Distant metastasis is the main factor affecting the course and prognosis of lung cancer, and the molecular mechanism of distant metastasis in lung cancer-related signal pathways has not been elucidated in current studies. Some studies have found that EGFR mutation can promote the activation of STAT3 signaling pathway and lead to brain metastasis in lung cancer cells by inhibiting the expression of miR-2 (Singh et al. 2015). In addition, mutations of EGFR gene combined with the downstream MET gene are more likely to have distant metastasis (Breindel et al. 2013). To study the molecular mechanism of distant metastasis in patients with positive EGFR mutation, we investigated the relationship between co-mutation and distant metastasis at initial diagnosis in EGFR mutation-positive patients treated with EGFR-TKI. The study found that among patients with distant metastasis, PFS decreased obviously in those with co-occurring genetic alternations. A higher median PFS (median PFS, 22.0 months) than usual was observed in EGFR mutation-positive patients with distant metastasis in our study, possibly attributable to the small sample size. Further analysis of co-occurring alterations revealed that lower frequency of PIK3CA and PI3K/AKT/mTOR pathway genes were seen in EGFR mutation-positive patients with distant metastasis cohort. PIK3CA is a universal cancer driver that connects growth factor signals with many downstream signaling pathways, such as cell proliferation, metabolism and survival.

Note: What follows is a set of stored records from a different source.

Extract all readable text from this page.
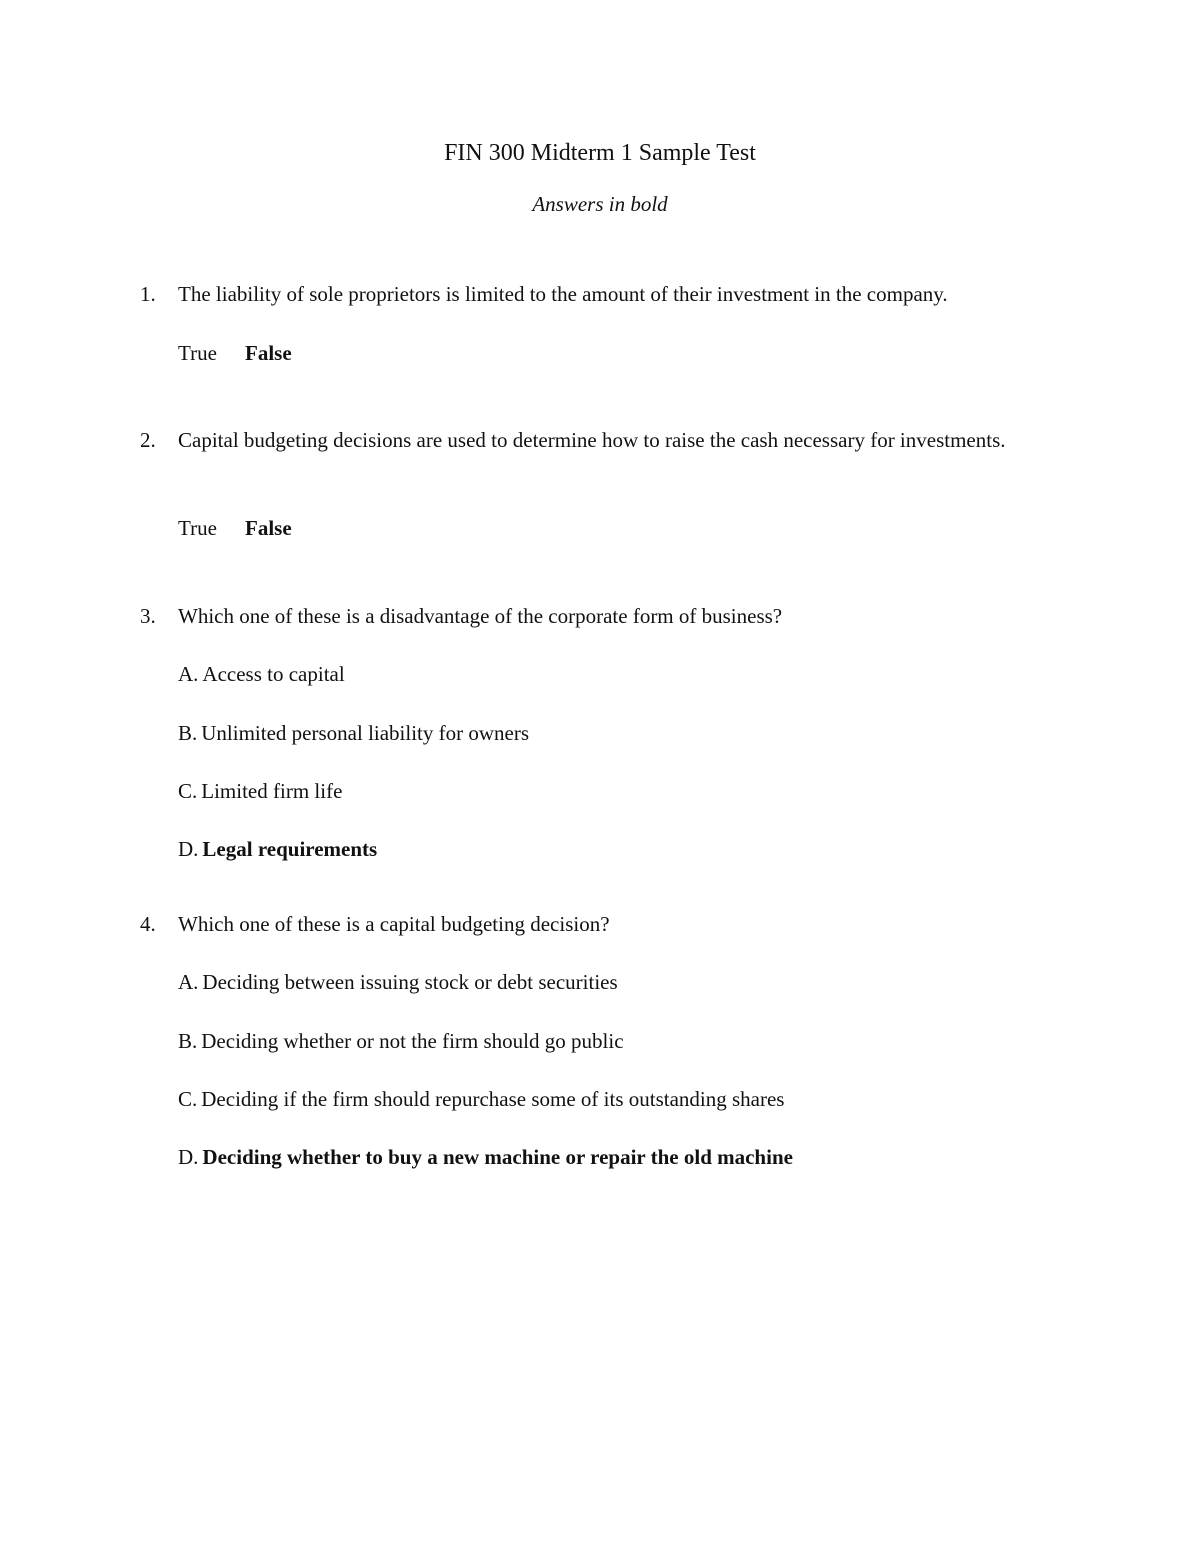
FIN 300 Midterm 1 Sample Test

Answers in bold

1. The liability of sole proprietors is limited to the amount of their investment in the company.
True False
2. Capital budgeting decisions are used to determine how to raise the cash necessary for investments.
True False
3. Which one of these is a disadvantage of the corporate form of business?
A. Access to capital
B. Unlimited personal liability for owners
C. Limited firm life
D. Legal requirements
4. Which one of these is a capital budgeting decision?
A. Deciding between issuing stock or debt securities
B. Deciding whether or not the firm should go public
C. Deciding if the firm should repurchase some of its outstanding shares
D. Deciding whether to buy a new machine or repair the old machine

Recently, a new study by scientists from Wister institute found that use of PI3K inhibitors alone for cancer treatment may induces the transcription and signaling pathways of cancer cells to be reprogrammed, promote the invasiveness of tumor cells and spread to other organs, which fully demonstrated the key role of PI3K signaling pathway in the metastasis of cancer cells (Caino et al. 2015). In summary, our study is the first to show that inhibition of the PI3K signaling pathway in patients with positive EGFR mutation may be the mechanism leading to distant metastasis. However, whether the PI3K signaling pathway can be a target for the inhibition of distant metastasis in patients with positive EGFR mutation still needs to be verified by more clinical trials.

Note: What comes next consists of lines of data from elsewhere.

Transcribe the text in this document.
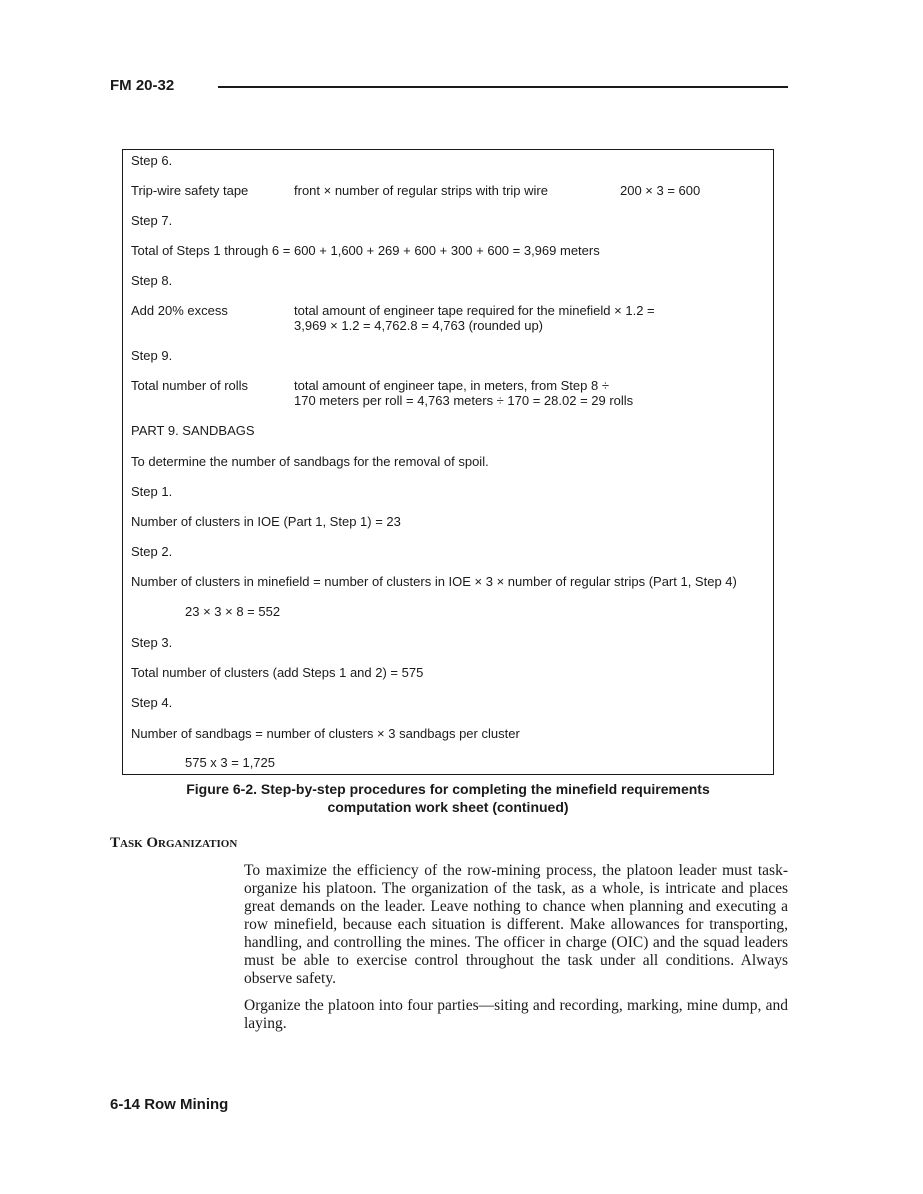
FM 20-32
Step 6.
Trip-wire safety tape	front × number of regular strips with trip wire	200 × 3 = 600
Step 7.
Total of Steps 1 through 6 = 600 + 1,600 + 269 + 600 + 300 + 600 = 3,969 meters
Step 8.
Add 20% excess	total amount of engineer tape required for the minefield × 1.2 =
3,969 × 1.2 = 4,762.8 = 4,763 (rounded up)
Step 9.
Total number of rolls	total amount of engineer tape, in meters, from Step 8 ÷
170 meters per roll = 4,763 meters ÷ 170 = 28.02 = 29 rolls
PART 9. SANDBAGS
To determine the number of sandbags for the removal of spoil.
Step 1.
Number of clusters in IOE (Part 1, Step 1) = 23
Step 2.
Number of clusters in minefield = number of clusters in IOE × 3 × number of regular strips (Part 1, Step 4)
23 × 3 × 8 = 552
Step 3.
Total number of clusters (add Steps 1 and 2) = 575
Step 4.
Number of sandbags = number of clusters × 3 sandbags per cluster
575 x 3 = 1,725
Figure 6-2. Step-by-step procedures for completing the minefield requirements
computation work sheet (continued)
Task Organization

To maximize the efficiency of the row-mining process, the platoon leader must task-organize his platoon. The organization of the task, as a whole, is intricate and places great demands on the leader. Leave nothing to chance when planning and executing a row minefield, because each situation is different. Make allowances for transporting, handling, and controlling the mines. The officer in charge (OIC) and the squad leaders must be able to exercise control throughout the task under all conditions. Always observe safety.

Organize the platoon into four parties—siting and recording, marking, mine dump, and laying.

6-14 Row Mining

The main shortcoming of our study is the sample size, therefore, genetic analysis may be biased and further analysis of co-occurring gene changes and signaling pathway alteration in patients with initial EGFR resistance may be limited. Second, our study is only a retrospective analysis and needs to be validated by prospective studies. In addition, because of the heterogeneity, gene expression in metastatic lesions and primary lesions may be inconsistent. Due to the difficulty in obtaining tissue samples from metastatic lesions, our study only analyzed the genetic changes in the primary lesions of patients with distant metastasis at initially diagnosed, so the results may be biased.

In conclusion, our study highlights the widespread existence of concomitant genes in the vast majority of EGFR mutation and wild-type patients. Besides, the presence of co-occurring genetic alterations may lead to initial resistance to first-line treatment of EGFR-TKIs. Of note, our study is the first to show that lower expression of PIK3CA and PI3K/AKT/mTOR pathway genes in patients with positive EGFR mutation may be the mechanism leading to distant metastasis. Analysis of EGFR mutations and their co-occurring gene changes have a decisive impact on the selection of EGFR-mutated NSCLC patients to be treated with first-line TKIs.